A sudoku verifier is helpful here in that:
- The inherent logic required is non-trivial, but not overly large. Ideas like decomposition, code-reuse, and readability are expected to come into scope
- There are multiple different approaches to verifying a row/column/square, each requiring different language features. Some SNARK tools more naturally fit to one approach over another
- It can illustrate a valid (if contrived) use-case for private inputs to circuits. A dapp might exist that allows users to compete against one another to solve globally published sudoku puzzles, and must submit proof of knowledge of the solutions to the dapp without broadcasting the solution itself
- It showcases the use of a simple constraint built on a conditional expression (each cell in the solution must equal the corresponding cell in the puzzle unless that puzzle cell is unset)
It is not as useful for showcasing a SNARK tool's flexibility for optimization and low-level customization.
Verifying a Row/Column/Square
A program can check a row/column/square correctly contains the numbers 1 through 9 in any of the following ways:
- Use a set: either check for duplicates (assuming all cell values are between 1 and 9) or fill the set with all nine cells' values and check it for equality against an expected set.

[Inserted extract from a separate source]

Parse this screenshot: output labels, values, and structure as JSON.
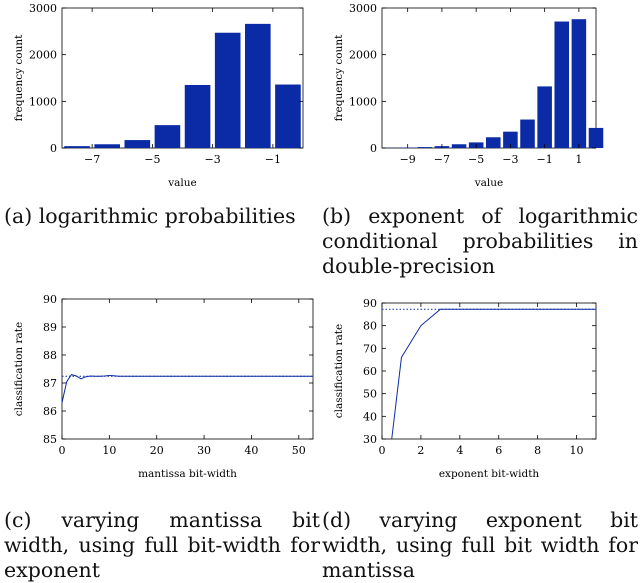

- Check that all values are contained in [1-9], are unique, and sum to 45. This is a moderately imperative approach, but it can be built using three extremely simple and widely implemented primitives:
check_range
,add
andassert_equal
- Check that the given list of 9 numbers is a permutation of the list of numbers 1 through 9. PLONK and its derivatives rely on permutation checks as part of their proof system, but do not necessarily expose this functionality nicely to developer code
- Make use of prover hints and encode into the witness the indices of all numbers 1 through 9 in the given list of cells.
Implementations
Each subfolder captures a sudoku implementation for the given SNARK tool, along with a README with discussion of that particular implementation and instructions for running locally.